The graph shows, for reasonably large values of χs the local volume fraction of the polymer chains, φ Polymer, dropping off towards the global concentration at thickness H. The function φ Solvent is the complement - the volume fraction of solvent molecules. The local concentration on the surface, and how fast it falls off, depend on the interplay of the two χ parameter.
Above a value of, say, N=80, the chain length makes surprisingly little difference. The plot shows the polymer in the first layer, the "trains", which are strongly stuck to the surface. Then in the log(φ) plot there is a near-linear fall off in the "power law" region, with whisps of polymer in the distal region (you need the log plot to see them). The end of the power law region is at √N, as you can easily confirm visually. So a polymer of N=100 extends to z=10 and a polymer of N=200 only extends to z=14, not such a big change.
By sliding the Bulk φ slider from a very low value you can get an idea of the adsorption isotherm - how much is attached at a given volume fraction of polymer. For any polymer with N>50 and a reasonable balance of χ parameters, there is little to see. The "Henry" portion of the isotherm, where you go from zero, is at super-low concentrations, not worth including in the slider.
At first it seemed to me rather disappointing that apart from the χ effects (which are super-important, and which fit nicely into my solubility world view via HSP), the app shows that changes with polymer length or concentration are rather small. But that is good news.
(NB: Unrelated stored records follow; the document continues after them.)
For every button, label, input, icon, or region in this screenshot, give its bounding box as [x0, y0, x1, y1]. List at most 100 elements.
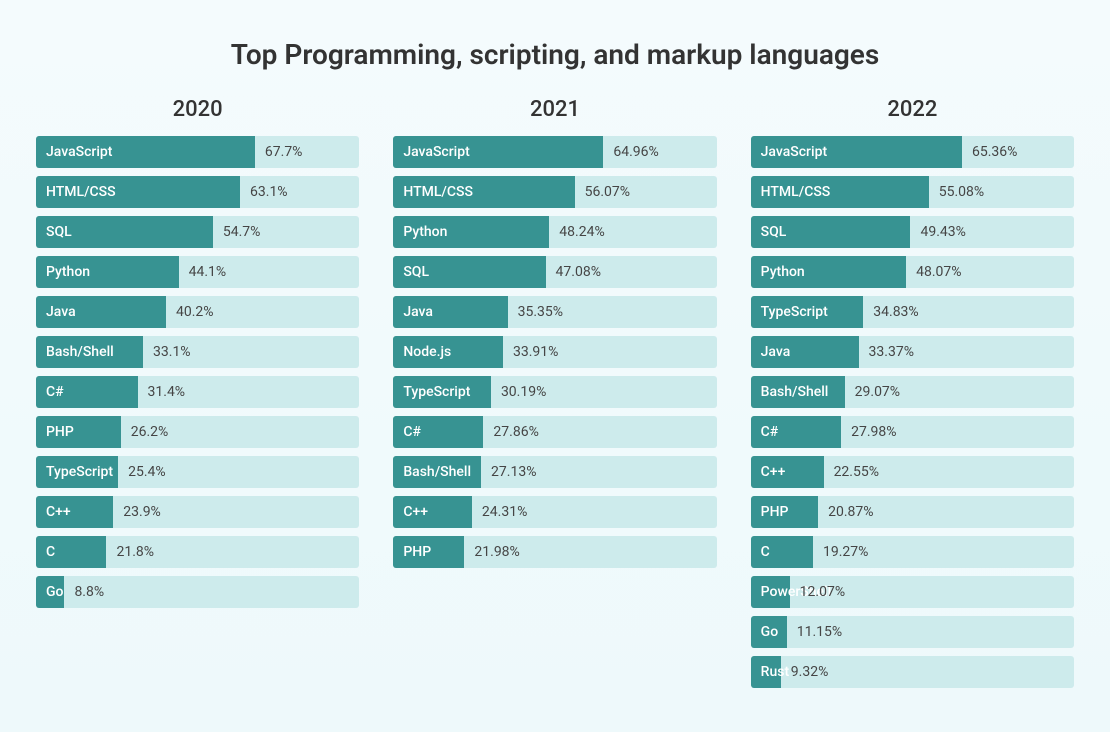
bar-value: 55.08% — [939, 184, 984, 200]
year-heading: 2021 — [393, 97, 716, 122]
bar-label: Python — [403, 224, 447, 240]
bar-row: Node.js 33.91% — [393, 336, 716, 368]
bar-row: Java33.37% — [751, 336, 1074, 368]
bar-value: 30.19% — [501, 384, 546, 400]
bar-label: PHP — [761, 504, 789, 520]
bar-row: C#27.98% — [751, 416, 1074, 448]
bar-value: 33.91% — [513, 344, 558, 360]
bar-label: Go — [761, 624, 778, 640]
bar-row: Bash/Shell33.1% — [36, 336, 359, 368]
bar-row: SQL 54.7% — [36, 216, 359, 248]
bar-row: TypeScript 30.19% — [393, 376, 716, 408]
bar-label: C++ — [46, 504, 71, 520]
bar-label: HTML/CSS — [46, 184, 116, 200]
bar-label: Rust — [761, 664, 789, 680]
bar-row: Bash/Shell 27.13% — [393, 456, 716, 488]
bar-row: Rust9.32% — [751, 656, 1074, 688]
bar-label: C++ — [403, 504, 428, 520]
bar-value: 67.7% — [265, 144, 303, 160]
bar-value: 47.08% — [556, 264, 601, 280]
bar-label: HTML/CSS — [761, 184, 831, 200]
bar-value: 34.83% — [873, 304, 918, 320]
bar-value: 48.07% — [916, 264, 961, 280]
bar-label: Node.js — [403, 344, 451, 360]
bar-value: 49.43% — [920, 224, 965, 240]
bar-value: 24.31% — [482, 504, 527, 520]
bar-row: Go 8.8% — [36, 576, 359, 608]
bar-value: 19.27% — [823, 544, 868, 560]
bar-value: 40.2% — [176, 304, 214, 320]
bar-row: C++ 24.31% — [393, 496, 716, 528]
bar-label: C# — [403, 424, 421, 440]
bar-value: 21.98% — [474, 544, 519, 560]
bar-value: 44.1% — [189, 264, 227, 280]
bar-row: Java 40.2% — [36, 296, 359, 328]
bar-label: Python — [46, 264, 90, 280]
bar-row: TypeScript 25.4% — [36, 456, 359, 488]
bar-label: TypeScript — [46, 464, 113, 480]
bar-value: 27.86% — [493, 424, 538, 440]
bar-label: TypeScript — [761, 304, 828, 320]
bar-value: 11.15% — [797, 624, 842, 640]
bar-row: JavaScript65.36% — [751, 136, 1074, 168]
bar-label: HTML/CSS — [403, 184, 473, 200]
bar-row: PHP 21.98% — [393, 536, 716, 568]
bar-row: PHP 26.2% — [36, 416, 359, 448]
bar-value: 23.9% — [123, 504, 161, 520]
bar-value: 9.32% — [791, 664, 829, 680]
bar-label: C++ — [761, 464, 786, 480]
bar-row: PowerShell12.07% — [751, 576, 1074, 608]
bar-label: C — [761, 544, 770, 560]
bar-value: 64.96% — [613, 144, 658, 160]
bar-label: Python — [761, 264, 805, 280]
bar-row: C 19.27% — [751, 536, 1074, 568]
bar-row: Bash/Shell29.07% — [751, 376, 1074, 408]
bar-label: Bash/Shell — [403, 464, 471, 480]
bar-label: Java — [46, 304, 76, 320]
bar-label: SQL — [46, 224, 72, 240]
bar-row: HTML/CSS 55.08% — [751, 176, 1074, 208]
bar-row: TypeScript 34.83% — [751, 296, 1074, 328]
bar-row: C++ 22.55% — [751, 456, 1074, 488]
bar-row: JavaScript64.96% — [393, 136, 716, 168]
bar-value: 22.55% — [834, 464, 879, 480]
year-columns: 2020 JavaScript 67.7% HTML/CSS 63.1% SQL 54.7%… — [36, 97, 1074, 696]
bar-row: Python 48.07% — [751, 256, 1074, 288]
chart-container: Top Programming, scripting, and markup l… — [0, 0, 1110, 696]
bar-label: Bash/Shell — [761, 384, 829, 400]
bar-label: Java — [761, 344, 791, 360]
year-column: 2021 JavaScript64.96% HTML/CSS 56.07% Python… — [393, 97, 716, 696]
bar-value: 54.7% — [223, 224, 261, 240]
bar-value: 65.36% — [972, 144, 1017, 160]
year-heading: 2020 — [36, 97, 359, 122]
bar-label: PHP — [403, 544, 431, 560]
bar-row: PHP20.87% — [751, 496, 1074, 528]
bar-row: JavaScript 67.7% — [36, 136, 359, 168]
bar-value: 27.13% — [491, 464, 536, 480]
bar-row: Go 11.15% — [751, 616, 1074, 648]
bar-label: Go — [46, 584, 63, 600]
bar-label: C# — [46, 384, 64, 400]
bar-row: Java35.35% — [393, 296, 716, 328]
bar-label: JavaScript — [46, 144, 112, 160]
bar-row: HTML/CSS 63.1% — [36, 176, 359, 208]
bar-label: C# — [761, 424, 779, 440]
bar-row: C# 27.86% — [393, 416, 716, 448]
bar-value: 35.35% — [518, 304, 563, 320]
bar-value: 63.1% — [250, 184, 288, 200]
bar-label: PHP — [46, 424, 74, 440]
bar-value: 56.07% — [585, 184, 630, 200]
bar-row: SQL47.08% — [393, 256, 716, 288]
bar-label: TypeScript — [403, 384, 470, 400]
bar-value: 26.2% — [131, 424, 169, 440]
bar-row: Python 44.1% — [36, 256, 359, 288]
chart-title: Top Programming, scripting, and markup l… — [36, 0, 1074, 97]
bar-value: 25.4% — [128, 464, 166, 480]
year-heading: 2022 — [751, 97, 1074, 122]
bar-row: C 21.8% — [36, 536, 359, 568]
bar-label: C — [46, 544, 55, 560]
bar-value: 8.8% — [74, 584, 104, 600]
bar-row: C++ 23.9% — [36, 496, 359, 528]
bar-value: 33.1% — [153, 344, 191, 360]
bar-value: 21.8% — [116, 544, 154, 560]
In terms of providing, say, a steric barrier for particle stability, you don't need a super-large polymer as the barrier size isn't greatly affected. Instead, you need to focus on the relative χ values - get those wrong and other details about the polymer are irrelevant.
Prof Leermakers' "simple" algorithm is not as robust as a full SF algorithm, but then we would not be able to run the full algorithm in an app. We give up if the number of iterations exceeds a reasonable limit where it is likely that the algorithm will fail anyway. Success shows the number of iterations, failure shows "No" with a red background.
1SF Theory is a Self-Consistent Field theory of polymers (and other things) in solution and at interfaces developed by Scheutjens and Fleer at Wageningen U in the late 1970s and developed further at Wageningen and other universities.